尝试使用 pandas python 进行 vlookup 时出现错误
这就是我正在尝试做的事情。 我有一个名为 newdf 的大型数据框。它有几行,但相关的行是年份和产品名称。我需要计算每年(从 2018 年到 2021 年)相同产品名称出现的次数,并创建一个如下所示的新数据框。
产品名称 | 2018 | 2019 | 20120 | 20121 |
---|---|---|---|---|
abc | 0 | 5 | 10 | 8 |
xyz | 2 | 0 | 0 | 5 |
这是我到目前为止所做的
df_target = pd.DataFrame({'Product Name': newdf['Product Name']}) #copied only the product name column to new dataframe df_target
df_target.drop_duplicates(subset= 'Product Name', keep='first') # deleted duplicates from this dataframe.
df_target["2018"]=""
df_target["2019"]="" #adding empty columns to the dataframe where results can later be added
df_target["2020"]=""
df_target["2021"]=""
df_target.set_index("Product Name",inplace = True) #Setting Product Name as index
df_2018 = newdf.query('YEAR == "2018"')
df_2019 = newdf.query('YEAR == "2019"')
df_2020 = newdf.query('YEAR == "2020"') #creating new dataframes for each year by filtering the original one
df_2021 = newdf.query('YEAR == "2021"')
counts_2018 = pd.DataFrame(df_2018.Product Name.value_counts().reset_index())
counts_2019 = pd.DataFrame(df_2019.Product Name.value_counts().reset_index())
counts_2020 = pd.DataFrame(df_2020.Product Name.value_counts().reset_index())
counts_2021 = pd.DataFrame(df_2021.Product Name.value_counts().reset_index()) # Counting the number of times a product number appears in each year
counts_2018.columns = ['Product Name', ' 2018']
counts_2019.columns = ['Product Name', ' 2019']
counts_2020.columns = ['Product Name', ' 2020']
counts_2021.columns = ['Product Name', ' 2021'] # Labelling the columns in the count dataframes.
df_target["2018"] = df_target.index.map(counts_2018["2018"]) # This last line of code is where I get the error. When I try to map data from the count data frame to the target one that I created earlier.
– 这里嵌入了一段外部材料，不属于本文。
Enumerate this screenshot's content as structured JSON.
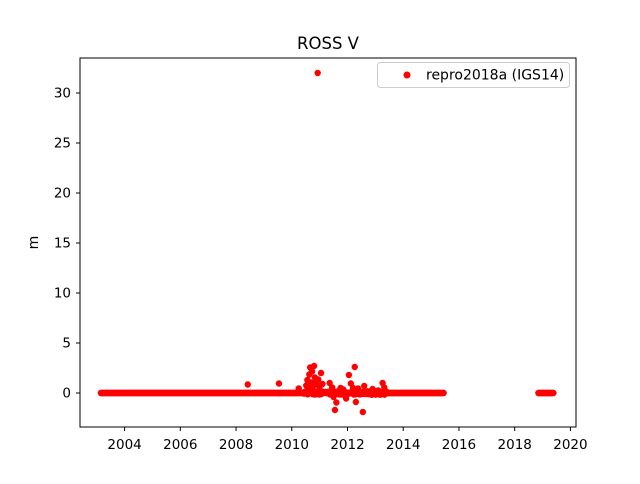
{
  "window": {
    "title": "ROSS V"
  },
  "chart_data": {
    "type": "scatter",
    "title": "ROSS V",
    "xlabel": "",
    "ylabel": "m",
    "xlim": [
      2002.4,
      2020.2
    ],
    "ylim": [
      -3.4,
      33.5
    ],
    "xticks": [
      2004,
      2006,
      2008,
      2010,
      2012,
      2014,
      2016,
      2018,
      2020
    ],
    "yticks": [
      0,
      5,
      10,
      15,
      20,
      25,
      30
    ],
    "grid": false,
    "background": "#ffffff",
    "spine_color": "#000000",
    "legend": {
      "position": "upper right",
      "border_color": "#cccccc",
      "entries": [
        {
          "label": "repro2018a (IGS14)",
          "color": "#ff0000",
          "marker": "dot"
        }
      ]
    },
    "series": [
      {
        "name": "repro2018a (IGS14)",
        "color": "#ff0000",
        "marker": "dot",
        "marker_radius_px": 3.2,
        "baseline_segments": [
          {
            "x_start": 2003.15,
            "x_end": 2015.45,
            "y": 0,
            "step": 0.02
          },
          {
            "x_start": 2018.85,
            "x_end": 2019.4,
            "y": 0,
            "step": 0.02
          }
        ],
        "noise_region": {
          "x_start": 2010.4,
          "x_end": 2013.4,
          "amplitude": 0.18
        },
        "points": [
          [
            2008.42,
            0.85
          ],
          [
            2009.54,
            0.95
          ],
          [
            2010.25,
            0.45
          ],
          [
            2010.52,
            0.75
          ],
          [
            2010.56,
            1.3
          ],
          [
            2010.6,
            0.55
          ],
          [
            2010.63,
            1.85
          ],
          [
            2010.66,
            2.55
          ],
          [
            2010.7,
            1.05
          ],
          [
            2010.73,
            2.15
          ],
          [
            2010.76,
            0.65
          ],
          [
            2010.8,
            2.7
          ],
          [
            2010.83,
            1.55
          ],
          [
            2010.87,
            1.15
          ],
          [
            2010.9,
            0.85
          ],
          [
            2010.93,
            32.0
          ],
          [
            2010.95,
            1.35
          ],
          [
            2011.0,
            0.6
          ],
          [
            2011.05,
            2.0
          ],
          [
            2011.1,
            0.9
          ],
          [
            2011.36,
            1.0
          ],
          [
            2011.45,
            0.55
          ],
          [
            2011.5,
            -0.4
          ],
          [
            2011.55,
            -1.7
          ],
          [
            2011.6,
            -0.95
          ],
          [
            2011.75,
            0.5
          ],
          [
            2011.85,
            0.35
          ],
          [
            2011.95,
            -0.55
          ],
          [
            2012.05,
            1.8
          ],
          [
            2012.12,
            0.95
          ],
          [
            2012.2,
            0.5
          ],
          [
            2012.26,
            2.6
          ],
          [
            2012.3,
            -0.9
          ],
          [
            2012.38,
            0.45
          ],
          [
            2012.55,
            -1.9
          ],
          [
            2012.6,
            0.7
          ],
          [
            2012.9,
            0.4
          ],
          [
            2013.1,
            0.25
          ],
          [
            2013.26,
            1.0
          ],
          [
            2013.32,
            0.55
          ]
        ]
      }
    ]
  }
}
The error is below
KeyError Traceback (最近一次调用)C:\Anaconda3\lib\site-packages\pandas\core\indexes\base.py in get_loc(self, key, method,lerance)2392 try:->第2393章 2394、第2394章
pandas._libs.index.IndexEngine.get_loc 中的 pandas_libs\index.pyx (pandas_libs\index.c:5239)()
pandas._libs.index.IndexEngine.get_loc 中的 pandas_libs\index.pyx (pandas_libs\index.c:5085)()
pandas._libs.hashtable.PyObjectHashTable.get_item 中的 pandas_libs\hashtable_class_helper.pxi (pandas_libs\hashtable.c:20405)()
pandas._libs.hashtable.PyObjectHashTable.get_item 中的 pandas_libs\hashtable_class_helper.pxi (pandas_libs\hashtable.c:20359)()
密钥错误:“2018”
在处理上述异常的过程中,又发生了一个异常:
KeyError Traceback(最近一次调用最后一次)
在<模块>()中 ----> 1 df_target["2018"] = df_target.index.map(counts_2018["2018"]) C:\Anaconda3\lib\site-packages\pandas\core\frame.py in getitem(self, key) 第2060章 第2061章: ->第2062章 2063 第2064章
_getitem_column(self, key) 中的 C:\Anaconda3\lib\site-packages\pandas\core\frame.py 第2067章 第2068章 ->第2069章 2070 攀上漂亮女局长之后2071可能降低维度
_get_item_cache(self, item) 中的 C:\Anaconda3\lib\site-packages\pandas\core\generic.py 第1532章 第1533章 ->第1534章 第1535章 第1536章
get(self, item, fastpath) 中的 C:\Anaconda3\lib\site-packages\pandas\core\internals.py 3588 第3589章 ->第3590章 第3591章 第3592章
get_loc 中的 C:\Anaconda3\lib\site-packages\pandas\core\indexes\base.py(self、key、method、tolerance) 第2393章 第2394章 ->第2395章 2396 第2397章
pandas._libs.index.IndexEngine.get_loc 中的 pandas_libs\index.pyx (pandas_libs\index.c:5239)()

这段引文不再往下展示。